Indigenous education on the rise in region

Locals pose with musician Roger Knox at last year's Cultural Echo Festival.

Local kids pose with Roger Knox at last year’s Cultural Echo Festival.

More Indigenous students are enrolling in Goondiwindi schools says CARE Community Justice Coordinator, Cheryl Moggs.

She says she has seen more participation in education among Indigenous families in Goondiwindi and surrounding regions like Boggabilla and Toomelah.

“The people that are coming across into the schools and starting to value education and they’re taking initiative themselves – the parents and guardians and other people – to actually close the gap for their own community and families,” says Ms Moggs.

The news comes as the Prime Minister Malcolm Turnbull revealed that targets were on track to halve the gap in Year 12 graduation rates between Indigenous and non-Indigenous Students.
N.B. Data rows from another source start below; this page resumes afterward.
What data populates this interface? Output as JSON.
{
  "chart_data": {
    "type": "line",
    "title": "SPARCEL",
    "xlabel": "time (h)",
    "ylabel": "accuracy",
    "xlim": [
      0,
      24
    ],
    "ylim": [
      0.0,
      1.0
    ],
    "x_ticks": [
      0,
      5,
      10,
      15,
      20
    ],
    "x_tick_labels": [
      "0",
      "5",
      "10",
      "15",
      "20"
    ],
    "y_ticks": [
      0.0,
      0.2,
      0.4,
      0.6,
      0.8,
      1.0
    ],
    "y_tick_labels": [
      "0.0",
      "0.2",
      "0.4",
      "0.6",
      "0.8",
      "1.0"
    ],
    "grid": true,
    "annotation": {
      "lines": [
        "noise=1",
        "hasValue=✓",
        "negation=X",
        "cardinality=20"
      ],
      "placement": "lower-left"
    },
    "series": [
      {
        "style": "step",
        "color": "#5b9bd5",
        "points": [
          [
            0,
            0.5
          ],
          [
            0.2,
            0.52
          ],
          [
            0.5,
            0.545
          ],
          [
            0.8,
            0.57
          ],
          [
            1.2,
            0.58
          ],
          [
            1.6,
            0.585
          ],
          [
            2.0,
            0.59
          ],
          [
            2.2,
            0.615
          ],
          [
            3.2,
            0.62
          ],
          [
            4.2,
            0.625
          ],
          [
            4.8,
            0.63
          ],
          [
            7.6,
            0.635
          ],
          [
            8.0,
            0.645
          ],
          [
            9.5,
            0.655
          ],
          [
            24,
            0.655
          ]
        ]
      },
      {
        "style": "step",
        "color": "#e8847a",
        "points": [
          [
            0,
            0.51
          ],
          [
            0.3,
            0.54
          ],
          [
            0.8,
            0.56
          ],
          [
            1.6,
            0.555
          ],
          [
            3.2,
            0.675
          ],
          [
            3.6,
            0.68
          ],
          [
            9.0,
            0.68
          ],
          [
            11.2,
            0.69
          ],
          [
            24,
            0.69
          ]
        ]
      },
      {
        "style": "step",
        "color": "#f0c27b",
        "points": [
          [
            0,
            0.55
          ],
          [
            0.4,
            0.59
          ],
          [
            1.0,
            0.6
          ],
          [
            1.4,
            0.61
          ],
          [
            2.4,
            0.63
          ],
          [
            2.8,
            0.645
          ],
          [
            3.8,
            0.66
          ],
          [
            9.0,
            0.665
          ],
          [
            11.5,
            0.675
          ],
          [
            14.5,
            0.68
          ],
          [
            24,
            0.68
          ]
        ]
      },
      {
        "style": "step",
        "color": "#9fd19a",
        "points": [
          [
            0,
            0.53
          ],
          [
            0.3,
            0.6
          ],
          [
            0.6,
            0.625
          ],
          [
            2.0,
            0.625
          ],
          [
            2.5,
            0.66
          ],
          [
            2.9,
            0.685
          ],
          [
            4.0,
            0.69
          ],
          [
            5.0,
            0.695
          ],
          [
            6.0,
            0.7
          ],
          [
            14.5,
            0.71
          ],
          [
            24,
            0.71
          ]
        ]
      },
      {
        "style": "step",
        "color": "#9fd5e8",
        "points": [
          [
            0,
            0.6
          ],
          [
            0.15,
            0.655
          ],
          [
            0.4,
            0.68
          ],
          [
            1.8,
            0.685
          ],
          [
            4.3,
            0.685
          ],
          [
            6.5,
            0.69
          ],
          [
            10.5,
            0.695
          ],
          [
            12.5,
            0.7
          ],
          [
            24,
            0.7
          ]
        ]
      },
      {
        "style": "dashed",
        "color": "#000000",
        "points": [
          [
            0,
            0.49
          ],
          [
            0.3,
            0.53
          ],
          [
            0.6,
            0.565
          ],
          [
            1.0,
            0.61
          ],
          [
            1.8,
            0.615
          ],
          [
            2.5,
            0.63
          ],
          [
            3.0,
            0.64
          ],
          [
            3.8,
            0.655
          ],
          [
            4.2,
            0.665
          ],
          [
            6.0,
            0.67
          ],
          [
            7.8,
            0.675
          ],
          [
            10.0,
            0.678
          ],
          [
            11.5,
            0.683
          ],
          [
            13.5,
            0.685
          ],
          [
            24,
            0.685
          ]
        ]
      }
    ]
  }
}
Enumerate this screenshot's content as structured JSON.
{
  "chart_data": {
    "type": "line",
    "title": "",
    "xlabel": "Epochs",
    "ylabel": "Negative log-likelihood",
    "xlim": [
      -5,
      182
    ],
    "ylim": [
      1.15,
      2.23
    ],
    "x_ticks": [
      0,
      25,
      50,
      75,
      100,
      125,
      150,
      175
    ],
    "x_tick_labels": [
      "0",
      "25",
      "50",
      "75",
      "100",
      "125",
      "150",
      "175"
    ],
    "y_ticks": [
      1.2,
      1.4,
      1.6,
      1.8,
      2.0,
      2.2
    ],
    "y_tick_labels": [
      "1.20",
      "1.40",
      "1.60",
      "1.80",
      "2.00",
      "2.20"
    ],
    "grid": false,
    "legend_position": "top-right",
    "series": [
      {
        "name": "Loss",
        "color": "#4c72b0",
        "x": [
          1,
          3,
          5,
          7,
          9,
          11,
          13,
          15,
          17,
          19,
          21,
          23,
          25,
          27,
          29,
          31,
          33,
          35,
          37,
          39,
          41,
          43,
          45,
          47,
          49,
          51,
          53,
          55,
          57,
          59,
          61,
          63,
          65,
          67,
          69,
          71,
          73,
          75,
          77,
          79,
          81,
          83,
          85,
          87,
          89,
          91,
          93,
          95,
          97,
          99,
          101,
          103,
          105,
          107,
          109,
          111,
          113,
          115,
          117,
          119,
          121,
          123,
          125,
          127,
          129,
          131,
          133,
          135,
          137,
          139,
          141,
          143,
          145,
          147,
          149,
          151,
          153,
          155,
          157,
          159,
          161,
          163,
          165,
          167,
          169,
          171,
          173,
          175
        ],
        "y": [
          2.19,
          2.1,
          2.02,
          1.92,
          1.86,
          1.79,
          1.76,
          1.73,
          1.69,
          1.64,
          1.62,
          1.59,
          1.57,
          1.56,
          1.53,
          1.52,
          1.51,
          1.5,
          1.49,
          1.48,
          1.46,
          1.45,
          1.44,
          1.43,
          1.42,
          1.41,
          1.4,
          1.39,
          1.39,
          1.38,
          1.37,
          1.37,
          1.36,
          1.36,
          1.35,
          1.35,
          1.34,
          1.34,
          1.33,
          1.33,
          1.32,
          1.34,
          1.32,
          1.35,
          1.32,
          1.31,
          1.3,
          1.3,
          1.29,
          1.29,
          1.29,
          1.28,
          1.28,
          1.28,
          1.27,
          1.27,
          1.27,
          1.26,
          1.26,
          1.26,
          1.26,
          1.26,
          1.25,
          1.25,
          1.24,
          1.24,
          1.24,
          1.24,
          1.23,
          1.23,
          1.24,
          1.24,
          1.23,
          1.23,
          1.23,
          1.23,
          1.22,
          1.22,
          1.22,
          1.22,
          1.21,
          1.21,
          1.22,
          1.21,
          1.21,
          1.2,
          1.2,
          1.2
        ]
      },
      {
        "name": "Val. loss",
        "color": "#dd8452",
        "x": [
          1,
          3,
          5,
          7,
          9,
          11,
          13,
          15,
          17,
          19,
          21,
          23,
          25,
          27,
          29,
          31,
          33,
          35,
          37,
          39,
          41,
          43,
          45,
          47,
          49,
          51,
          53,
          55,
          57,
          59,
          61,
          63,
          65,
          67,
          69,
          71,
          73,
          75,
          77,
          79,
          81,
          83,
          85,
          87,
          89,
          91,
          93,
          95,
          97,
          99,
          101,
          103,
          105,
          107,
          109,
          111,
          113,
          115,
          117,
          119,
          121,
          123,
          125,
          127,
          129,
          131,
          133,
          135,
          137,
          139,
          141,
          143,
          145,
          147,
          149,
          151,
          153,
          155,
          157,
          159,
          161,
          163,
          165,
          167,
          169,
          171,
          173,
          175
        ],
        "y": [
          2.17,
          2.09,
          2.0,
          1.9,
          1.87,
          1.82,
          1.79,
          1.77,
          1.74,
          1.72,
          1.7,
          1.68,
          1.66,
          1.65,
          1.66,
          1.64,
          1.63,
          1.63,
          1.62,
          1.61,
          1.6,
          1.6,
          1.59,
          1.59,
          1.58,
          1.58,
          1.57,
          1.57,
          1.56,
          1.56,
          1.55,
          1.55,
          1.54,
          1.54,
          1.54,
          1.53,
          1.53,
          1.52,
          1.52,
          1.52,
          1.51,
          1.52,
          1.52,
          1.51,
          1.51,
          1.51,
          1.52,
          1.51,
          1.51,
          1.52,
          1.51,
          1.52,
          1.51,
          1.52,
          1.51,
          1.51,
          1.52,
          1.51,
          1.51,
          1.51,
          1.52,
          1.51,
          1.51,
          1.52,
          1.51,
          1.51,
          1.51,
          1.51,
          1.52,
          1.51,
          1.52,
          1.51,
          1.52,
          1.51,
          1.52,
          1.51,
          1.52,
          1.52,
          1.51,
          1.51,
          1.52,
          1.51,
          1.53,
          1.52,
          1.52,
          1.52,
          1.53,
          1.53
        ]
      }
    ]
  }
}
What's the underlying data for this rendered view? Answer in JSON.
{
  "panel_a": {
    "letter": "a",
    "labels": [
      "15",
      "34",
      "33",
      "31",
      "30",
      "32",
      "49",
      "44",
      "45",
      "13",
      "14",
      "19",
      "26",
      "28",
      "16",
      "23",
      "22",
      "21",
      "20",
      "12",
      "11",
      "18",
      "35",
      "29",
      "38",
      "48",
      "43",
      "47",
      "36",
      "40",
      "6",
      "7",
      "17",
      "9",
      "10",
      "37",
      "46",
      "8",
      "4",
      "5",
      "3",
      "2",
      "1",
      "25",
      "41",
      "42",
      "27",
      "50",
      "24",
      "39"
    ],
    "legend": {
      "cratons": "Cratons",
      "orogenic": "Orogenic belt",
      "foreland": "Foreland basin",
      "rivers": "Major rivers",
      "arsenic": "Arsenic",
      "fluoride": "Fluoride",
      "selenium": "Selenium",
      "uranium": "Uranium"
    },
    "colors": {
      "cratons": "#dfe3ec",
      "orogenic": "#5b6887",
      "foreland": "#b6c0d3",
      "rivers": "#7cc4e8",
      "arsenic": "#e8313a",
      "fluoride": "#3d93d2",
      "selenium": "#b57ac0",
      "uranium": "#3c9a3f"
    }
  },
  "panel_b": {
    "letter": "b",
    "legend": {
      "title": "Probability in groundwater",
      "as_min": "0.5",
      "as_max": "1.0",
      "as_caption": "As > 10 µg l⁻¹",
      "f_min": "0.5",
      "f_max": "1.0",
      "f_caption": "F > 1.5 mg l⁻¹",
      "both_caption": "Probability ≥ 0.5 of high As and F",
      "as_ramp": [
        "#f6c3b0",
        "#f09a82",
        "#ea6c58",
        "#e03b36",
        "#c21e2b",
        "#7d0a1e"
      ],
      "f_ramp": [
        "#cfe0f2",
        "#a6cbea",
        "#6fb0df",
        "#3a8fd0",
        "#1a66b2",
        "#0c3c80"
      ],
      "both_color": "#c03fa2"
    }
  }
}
“As parents universally we want more for our children… we want our children to have opportunities that we didn’t have,” the PM said when he delivered the 2016 Close the Gap Report to the Federal Court this morning.

Despite the optimistic outlook for Indigenous education, the Prime Minister’s report revealed that efforts to close the gap in other areas such as health, employment and life expectancy are falling behind.

The report indicates that Indigenous employment has fallen from 53.8 per cent in 2008 to 47.5 per cent in 2012-2013.

Cheryl Moggs and others at last year's Cultural Echo Festival.

Cheryl Moggs and others at last year’s Cultural Echo Festival.

Ms Moggs, who also has a background in education, says that opportunities for Indigenous Australians in rural and remote areas like Goondiwindi are especially slim.

“I grew up here… there really hasn’t been anything here for Indigenous people and we don’t have a TAFE here so resources for them to get training is very limited, they have to go to Toowoomba,” she says.

“We’re really isolated for resources and support is just pretty limited.”

She says a top-down governmental approach to closing the gap has been ineffective and more on-the-ground support is needed for local initiatives.

“I think they really have to make it more localised and speak to the community and look at how we can actually close the gap at a local level instead of decisions being made by government departments or somewhere else out of the district.

“Until they start listening to the people and the communities in regional and remote areas, you’re just going to waste resources continually.

“It’s pretty much the same thing we’ve been saying for the past twenty years… try the bottom-up approach for a change.”

Mr Turnbull said the government was still committed to closing the gap initiatives.

“Closing the Gap targets remains a key government priority and these must be accompanied by the recognition of the success of many Indigenous people in many areas, in all parts of society,” he says.

“It is not until we close the gap between Indigenous and other Australians that we can truly say that we are a country of equal opportunity.”